If no indictment is issued then the felony perjury charge against Russell must be dismissed.

Russell’s attorney, Louis Fidel, contends the initial grand jury presentment by Lawson was “replete with legal and factual errors and other improprieties.” As a result, Russell was “denied her substantial due process right to a fair and unbiased presentation of evidence before a grand jury that had been accurately informed of the facts and accurately instructed on all of the applicable law,” according to Fidel.

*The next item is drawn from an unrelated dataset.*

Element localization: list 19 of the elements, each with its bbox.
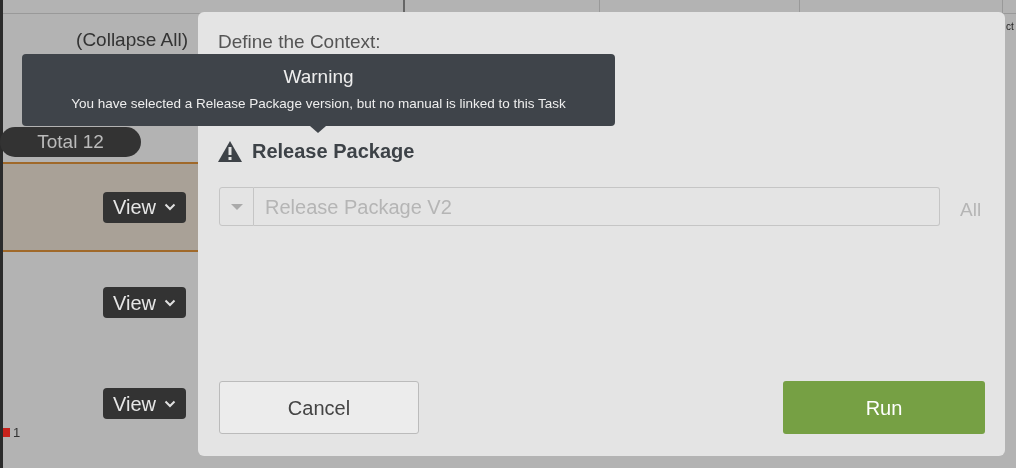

The errors alleged by Fidel include grand jurors not being instructed on the factors in state law for determining residency, not being provided the legal definition of citizenship, and not being presented “abundant exculpatory information known to the state” as a result of the election challenge hearing.

“Ms. Russell’s statements in the nomination paper were based on the fact that Ms. Russell married her husband, a longtime resident of Sierra Vista, Arizona, in September 2013, moved to Arizona with her young daughter from a previous marriage, and has resided and intended to reside in Arizona since that time,” according to Fidel.

The motion challenging the grand jury proceeding was filed Jan. 3, the same day Fidel filed a 511-page supplement in support of a motion filed last month seeking to hold any potential jury trial in another county due to extensive media and social media coverage in Cochise County.

Fidel’s change of venue motion notes Arizona’s Rules of Criminal Procedure entitle a party to change the place of trial to another county if the party demonstrate a fair and impartial trial is not possible in the original county for any reason other than the trial judge’s interest or prejudice.

“The state’s claim is, in essence, that Ms. Russell committed fraud upon the office of Cochise County Superior Court judge and the voters of Cochise County with respect to her qualifications for office,” Fidel argued. “Under these circumstances, Ms. Russell maintains that she cannot receive a fair trial in Cochise County as the court, itself, and the jurors in her case (which will be drawn from a pool of qualified resident electors of Cochise County) are the alleged victims in the case.”

A Jan. 27 hearing is slated on Russell’s two motions. Peterson has already scheduled the four-day trial to begin April 5, although where the trial will be held -if it is held- won’t be decided until the hearing.

One mystery solved by Fidel’s motion for remand is that one of Russell’s judicial competitors, Anne Carl, filed the complaint which eventually led to the criminal indictment.